A conjuntura levou pesquisadores israelenses à hipótese de que Tel Aviv cada vez mais “perde o apoio dos Estado Unidos”. A conclusão é que Israel é responsável por tamanha avaria, pois insiste em sua política regional discriminatória, ao autoproclamar-se “estado-nação para o povo judeu”, ao invés de uma democracia universal. Sua obstinação prevalece apesar da carência israelense por recursos de Washington — mesmo embora tendências da opinião pública sejam cruciais para manter sua presente escala de apoio financeiro e político da Casa Branca.
Nos anos recentes, ganharam espaço apelos pelo fim da cooperação de segurança entre Israel e Estados Unidos, incluindo anulação dos recursos fornecidos ao sistema de mísseis Domo de Ferro. Ativistas voltaram a mencionar o direito legítimo de retorno dos refugiados palestinos e mesmo reivindicar o estabelecimento de uma data oficial para recordar a Nakba — ou “catástrofe”, como os palestinos se referem à criação do Estado de Israel, em maio de 1948, mediante limpeza étnica. Com o tempo, esses círculos antissionistas entre congressistas americanos deverão crescer ainda mais em importância quando comparados à duradoura elite política radicada em Washington. Já é possível constatar este fenômeno na Câmara dos Representantes, onde é evidente o conflito aberto entre veteranos e reacionários sionistas e seus opositores progressistas.
A liderança israelense não esconde sua decepção e frustração, em meio a respostas negativas sobre a visita do presidente Joe Biden ao estado ocupante neste mês — cuja confirmação continua pendente. A viagem pode muito bem ser cancelada caso a frágil coalizão israelense de Naftali Bennett entre em colapso. A visita de Biden seria crucial ao premiê sionista para angariar pontos políticos diante das ameaças de retorno de seu arqui-inimigo e antecessor, Benjamin Netanyahu.

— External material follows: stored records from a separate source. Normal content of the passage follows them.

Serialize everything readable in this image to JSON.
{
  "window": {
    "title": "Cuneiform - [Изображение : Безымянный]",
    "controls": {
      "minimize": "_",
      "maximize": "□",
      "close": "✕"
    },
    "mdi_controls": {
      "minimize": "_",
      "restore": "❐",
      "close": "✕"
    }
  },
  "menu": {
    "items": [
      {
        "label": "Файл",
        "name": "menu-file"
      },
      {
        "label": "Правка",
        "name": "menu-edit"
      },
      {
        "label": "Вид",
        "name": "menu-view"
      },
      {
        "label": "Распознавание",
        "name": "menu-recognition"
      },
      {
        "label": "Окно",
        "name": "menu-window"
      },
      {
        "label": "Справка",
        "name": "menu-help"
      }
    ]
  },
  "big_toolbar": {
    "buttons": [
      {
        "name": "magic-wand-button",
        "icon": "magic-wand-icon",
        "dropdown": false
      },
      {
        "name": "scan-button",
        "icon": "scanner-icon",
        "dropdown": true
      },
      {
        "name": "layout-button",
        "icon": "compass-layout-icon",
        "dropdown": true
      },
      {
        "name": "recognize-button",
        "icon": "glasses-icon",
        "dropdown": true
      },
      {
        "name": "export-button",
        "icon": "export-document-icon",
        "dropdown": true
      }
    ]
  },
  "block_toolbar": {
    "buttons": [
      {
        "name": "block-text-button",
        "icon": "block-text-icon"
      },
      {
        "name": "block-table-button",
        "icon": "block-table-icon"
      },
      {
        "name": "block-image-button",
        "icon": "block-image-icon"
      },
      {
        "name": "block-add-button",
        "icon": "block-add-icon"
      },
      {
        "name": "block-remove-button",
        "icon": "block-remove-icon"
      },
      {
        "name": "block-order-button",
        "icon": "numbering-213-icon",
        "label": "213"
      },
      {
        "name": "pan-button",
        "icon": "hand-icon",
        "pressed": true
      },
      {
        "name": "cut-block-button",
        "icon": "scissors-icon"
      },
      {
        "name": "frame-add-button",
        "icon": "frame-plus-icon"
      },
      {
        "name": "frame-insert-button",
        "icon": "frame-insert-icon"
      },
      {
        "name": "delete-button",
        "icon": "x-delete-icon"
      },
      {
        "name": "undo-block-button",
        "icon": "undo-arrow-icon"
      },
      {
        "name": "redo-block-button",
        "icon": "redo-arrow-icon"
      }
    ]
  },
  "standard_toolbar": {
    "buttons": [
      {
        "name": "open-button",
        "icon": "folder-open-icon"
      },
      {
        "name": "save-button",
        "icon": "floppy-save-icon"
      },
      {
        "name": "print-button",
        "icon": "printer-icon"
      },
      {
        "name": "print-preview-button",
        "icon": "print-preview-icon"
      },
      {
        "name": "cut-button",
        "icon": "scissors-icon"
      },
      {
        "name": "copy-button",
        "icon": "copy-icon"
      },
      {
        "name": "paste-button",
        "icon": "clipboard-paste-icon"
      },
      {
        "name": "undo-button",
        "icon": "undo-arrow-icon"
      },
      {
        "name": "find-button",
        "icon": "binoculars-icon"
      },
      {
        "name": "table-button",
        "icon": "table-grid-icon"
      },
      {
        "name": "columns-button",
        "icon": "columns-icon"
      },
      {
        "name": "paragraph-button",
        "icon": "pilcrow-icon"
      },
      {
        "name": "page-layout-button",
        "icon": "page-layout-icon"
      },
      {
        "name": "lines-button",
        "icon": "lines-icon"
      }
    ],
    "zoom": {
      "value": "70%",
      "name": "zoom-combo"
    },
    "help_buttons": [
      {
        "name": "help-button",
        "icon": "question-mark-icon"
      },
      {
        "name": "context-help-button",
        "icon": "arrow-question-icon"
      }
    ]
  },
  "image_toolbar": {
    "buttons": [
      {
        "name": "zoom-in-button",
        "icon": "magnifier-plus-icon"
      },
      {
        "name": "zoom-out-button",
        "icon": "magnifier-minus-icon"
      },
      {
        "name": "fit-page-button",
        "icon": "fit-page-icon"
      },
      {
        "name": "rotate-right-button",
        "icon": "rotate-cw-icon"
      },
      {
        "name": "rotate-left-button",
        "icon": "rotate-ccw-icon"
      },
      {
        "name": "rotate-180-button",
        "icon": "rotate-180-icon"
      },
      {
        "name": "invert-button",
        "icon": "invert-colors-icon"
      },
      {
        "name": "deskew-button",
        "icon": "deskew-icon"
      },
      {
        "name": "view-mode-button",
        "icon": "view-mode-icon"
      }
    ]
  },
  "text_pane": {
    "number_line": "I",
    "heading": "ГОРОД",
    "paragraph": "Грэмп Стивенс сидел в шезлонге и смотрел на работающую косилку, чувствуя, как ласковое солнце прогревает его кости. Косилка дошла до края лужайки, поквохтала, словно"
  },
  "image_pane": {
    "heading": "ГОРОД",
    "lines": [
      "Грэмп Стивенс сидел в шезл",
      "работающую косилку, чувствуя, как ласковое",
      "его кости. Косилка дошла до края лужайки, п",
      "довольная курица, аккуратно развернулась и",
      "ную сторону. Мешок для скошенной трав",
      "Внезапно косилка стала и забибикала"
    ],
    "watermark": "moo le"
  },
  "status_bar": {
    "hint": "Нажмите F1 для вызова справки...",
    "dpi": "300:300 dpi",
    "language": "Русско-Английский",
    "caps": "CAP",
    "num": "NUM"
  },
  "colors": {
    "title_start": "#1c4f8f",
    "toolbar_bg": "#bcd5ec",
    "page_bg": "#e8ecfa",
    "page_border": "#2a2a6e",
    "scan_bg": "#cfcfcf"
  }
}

Os desenvolvimentos em toda a região do Atlântico corroboram a demanda para que Israel abdique dos holofotes em Washington. Na nova conjuntura, Tel Aviv é cada vez mais irrelevante na agenda americana. Neste exato momento, todos os olhos voltam-se às reservas de petróleo da Arábia Saudita, sem as quais a Europa terá de manter sua importação de insumos combustíveis da Rússia, em detrimento à guerra financeira travada contra o Kremlin como resposta à invasão da Ucrânia.
A tendência natural da elite política em Washington é manter seu apoio à coalizão de Bennett. É conveniente a Biden e seus correligionários evitar um relacionamento com Benjamin Netanyahu — motivo de apreensão ao ex-presidente Barack Obama, durante o mandato de ambos. A suposta visita do atual incumbente democrata ao estado sionista pode ser interpretada também como ingerência americana nas disputas domésticas de Tel Aviv, em favor de uma força política em particular, em detrimento de outra. Entretanto, a principal razão para a turnê do presidente americano ao Oriente Médio é sua necessidade em convencer a Arábia Saudita a aumentar sua produção de petróleo. Sua escala em Israel pode ter importância, mas não logra da mesma importância como outrora.
Apesar do declínio no apoio a Israel nos Estados Unidos, não devemos esperar de forma alguma uma ruptura absoluta entre as partes. Os laços são muito intrincados e longevos para tanto. Todavia, o estado israelense tornou-se uma verdadeira pedra no sapato no caminho tradicionalmente bem asfaltado da política externa promovida por Washington.
Caso a visita de Biden à região se materialize e inclua Israel e Autoridade Palestina como pontos de passagem, ainda assim é improvável que demandas e condições sionistas sejam contempladas, sobretudo concernentes ao acordo nuclear iraniano e à questão palestina. Israel continua na vanguarda da política americana no Oriente Médio; os Estados Unidos, não obstante, reduziram sua presença em toda a região nos anos recentes. Tamanha mudança é má notícia para a ocupação israelense, mas não incorre ainda no fim do “relacionamento especial” entre as partes.